Hypertension or high blood pressure is known as the silent killer because in the majority of cases, there are very few or no symptoms during the initial stages of disease. Symptoms may appear when there is organ damage or the pressure has reached a very high level, of around 180/110 mm of Hg.
Some of the symptoms of hypertension or high blood pressure include:
- Headache - Some people with high blood pressure may experience headaches, but headaches often don't occur unless the pressure is significantly raised.
- Pain in the back of the neck
- Flushing and feeling hot
- Nausea and sometimes vomiting
- Severe hypertension may cause sudden and severe nosebleeds
- Irregular heartbeat
- Shortness of breath
- Long term high blood pressure can lead to eye damage and blurred or double vision.

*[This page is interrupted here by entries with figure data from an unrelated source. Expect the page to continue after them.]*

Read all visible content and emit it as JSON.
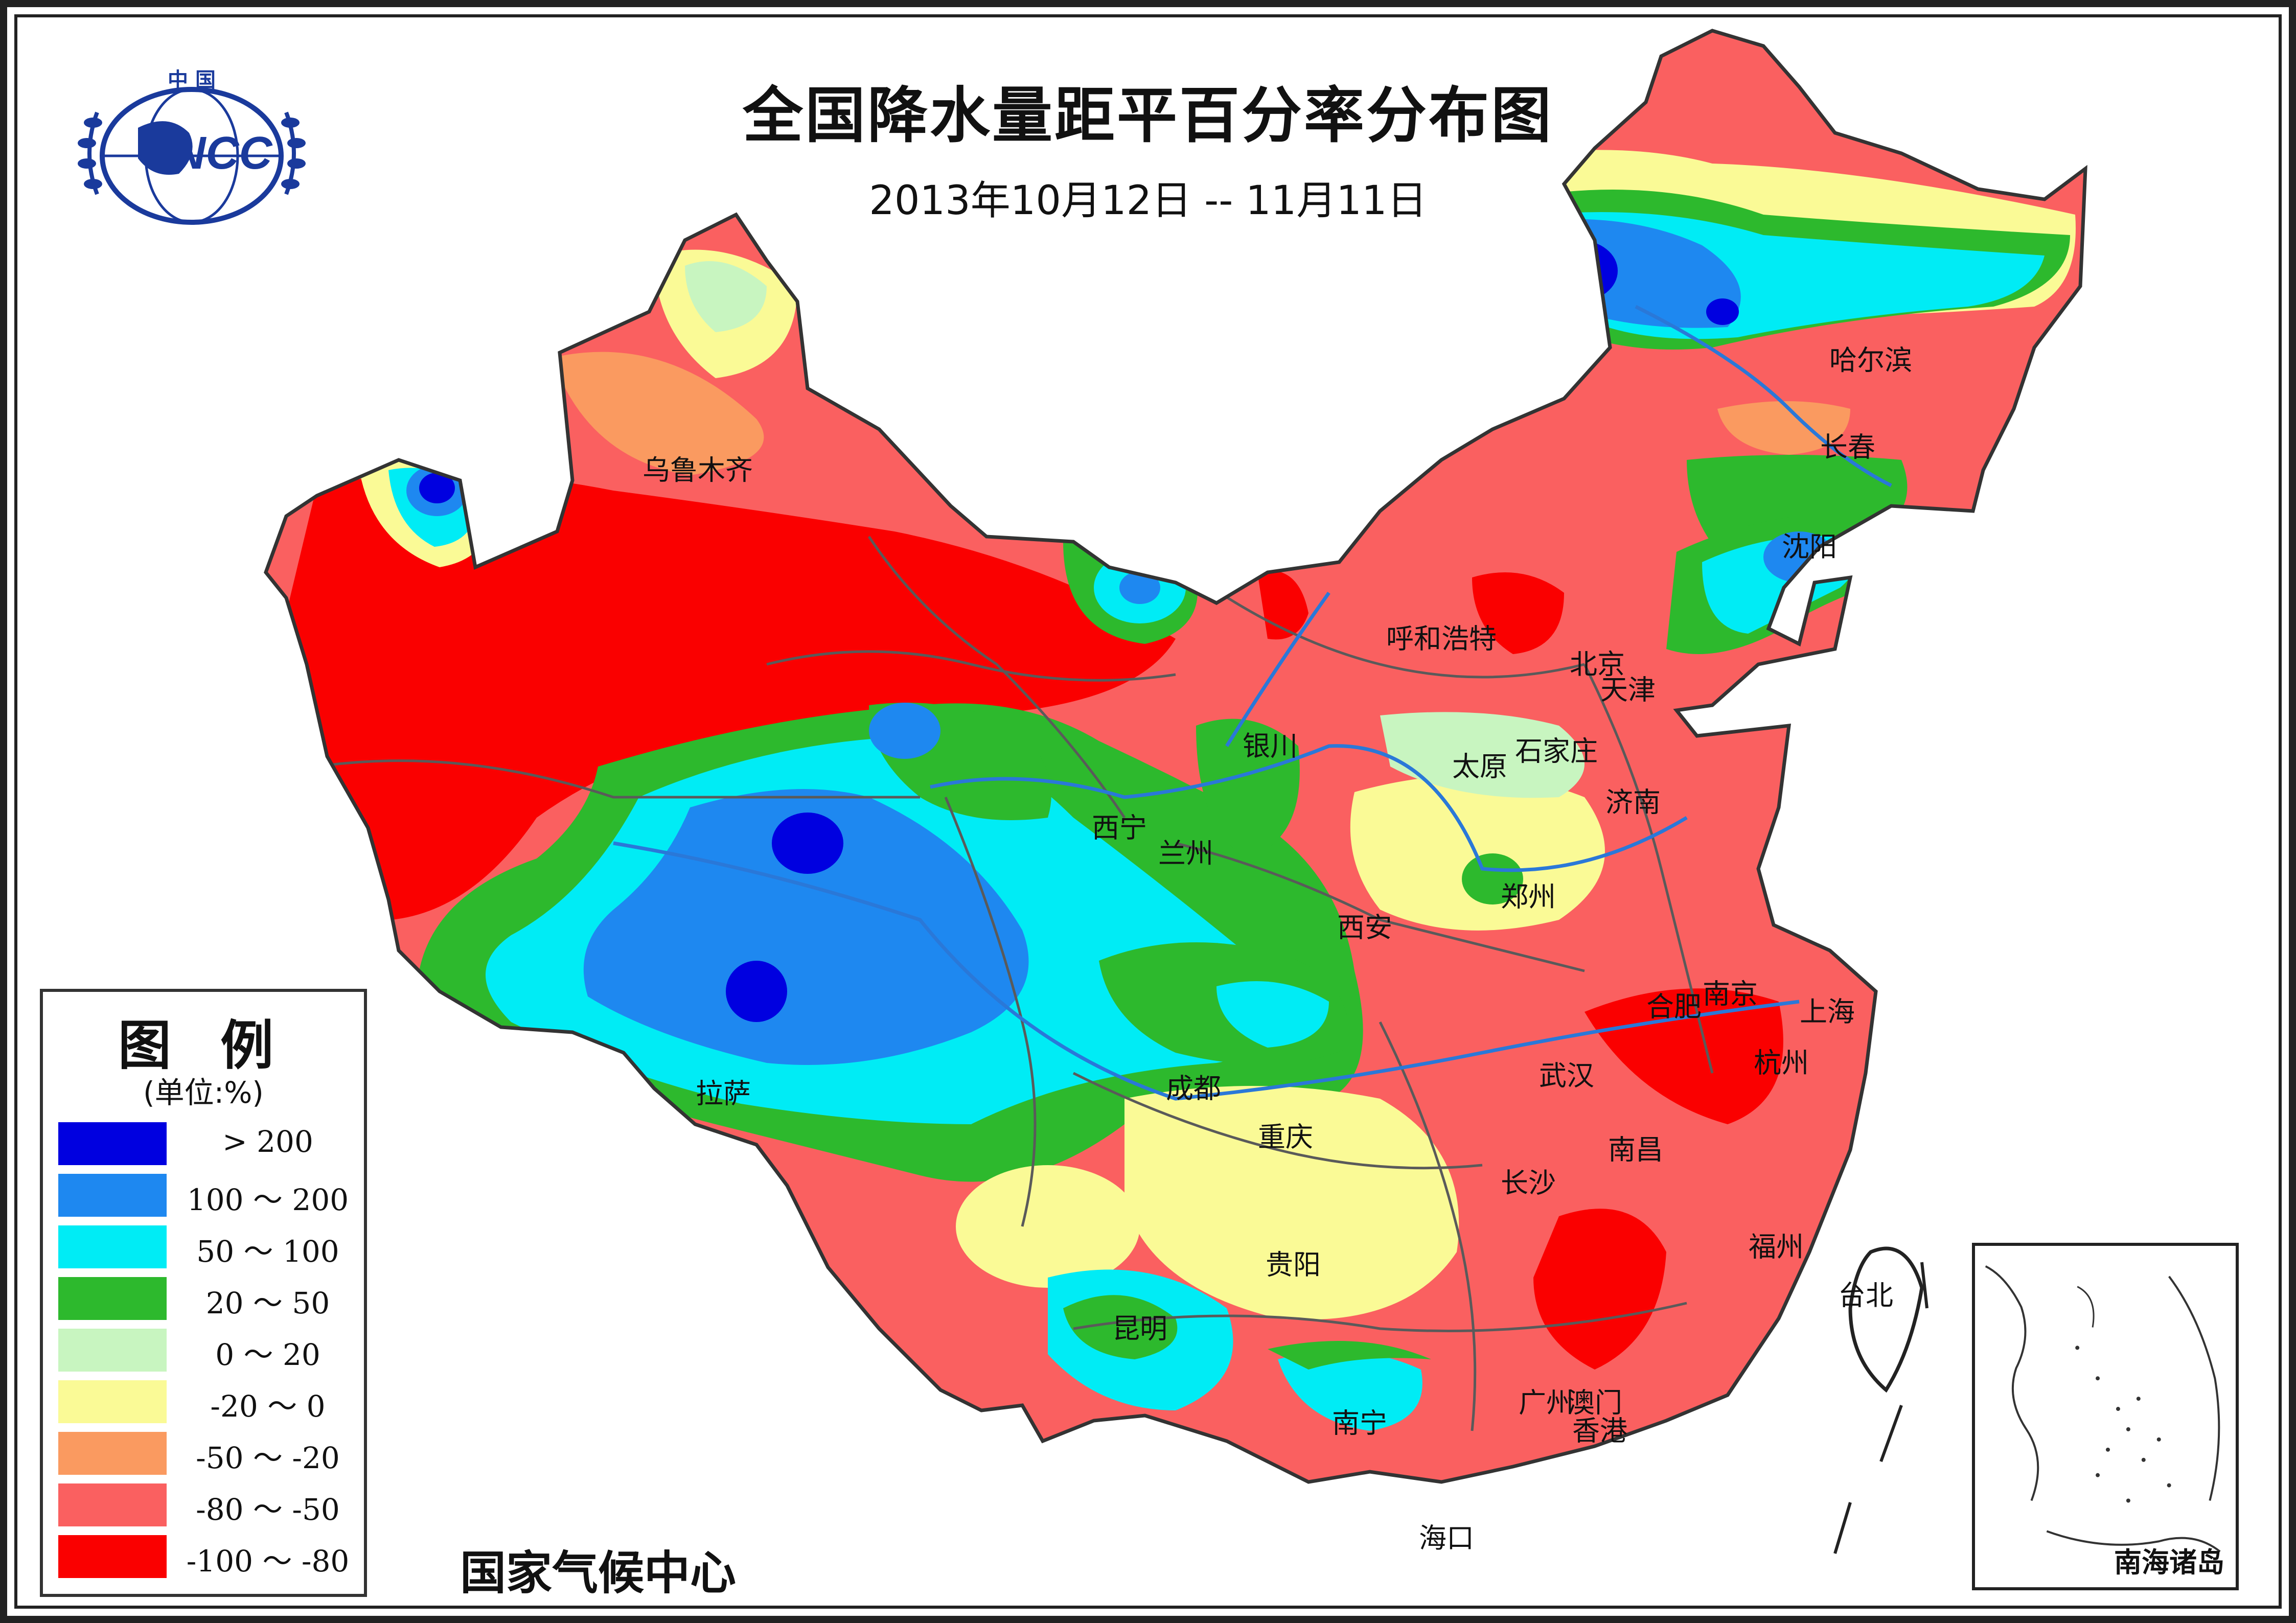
{
  "map": {
    "title": "全国降水量距平百分率分布图",
    "date_range": "2013年10月12日 -- 11月11日",
    "logo": {
      "top_text": "中 国",
      "center_text": "NCC"
    },
    "credit": "国家气候中心",
    "inset_label": "南海诸岛"
  },
  "legend": {
    "title": "图 例",
    "unit": "(单位:%)",
    "items": [
      {
        "label": "> 200",
        "color": "#0000e0"
      },
      {
        "label": "100 ～ 200",
        "color": "#1e88f0"
      },
      {
        "label": "50 ～ 100",
        "color": "#00ecf5"
      },
      {
        "label": "20 ～ 50",
        "color": "#2db92d"
      },
      {
        "label": "0 ～ 20",
        "color": "#c8f5c0"
      },
      {
        "label": "-20 ～ 0",
        "color": "#fafa96"
      },
      {
        "label": "-50 ～ -20",
        "color": "#fa9a60"
      },
      {
        "label": "-80 ～ -50",
        "color": "#fa6060"
      },
      {
        "label": "-100 ～ -80",
        "color": "#fa0000"
      }
    ]
  },
  "cities": [
    {
      "name": "乌鲁木齐"
    },
    {
      "name": "哈尔滨"
    },
    {
      "name": "长春"
    },
    {
      "name": "沈阳"
    },
    {
      "name": "呼和浩特"
    },
    {
      "name": "北京"
    },
    {
      "name": "天津"
    },
    {
      "name": "银川"
    },
    {
      "name": "太原"
    },
    {
      "name": "石家庄"
    },
    {
      "name": "济南"
    },
    {
      "name": "西宁"
    },
    {
      "name": "兰州"
    },
    {
      "name": "郑州"
    },
    {
      "name": "西安"
    },
    {
      "name": "合肥"
    },
    {
      "name": "南京"
    },
    {
      "name": "上海"
    },
    {
      "name": "杭州"
    },
    {
      "name": "武汉"
    },
    {
      "name": "拉萨"
    },
    {
      "name": "成都"
    },
    {
      "name": "重庆"
    },
    {
      "name": "南昌"
    },
    {
      "name": "长沙"
    },
    {
      "name": "福州"
    },
    {
      "name": "贵阳"
    },
    {
      "name": "台北"
    },
    {
      "name": "昆明"
    },
    {
      "name": "南宁"
    },
    {
      "name": "广州"
    },
    {
      "name": "澳门"
    },
    {
      "name": "香港"
    },
    {
      "name": "海口"
    }
  ]
}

Effects of high blood pressure
Long term high pressure against arterial walls eventually damages and strains them. This may lead to several complications, the most well known complication being atherosclerosis which describes a build up of fatty deposits or plaques in the walls lining the arteries. As the walls thicken with the deposits, they calcify and become brittle with a narrow lumen which restricts the flow of blood.
Atherosclerosis is responsible for a host of other disease conditions such as stroke and heart attacks. The formation of a blood clot at the site of the plaque may block the artery completely and this leads to ischemia or a lack of blood supply to the heart, a common cause of heart attack.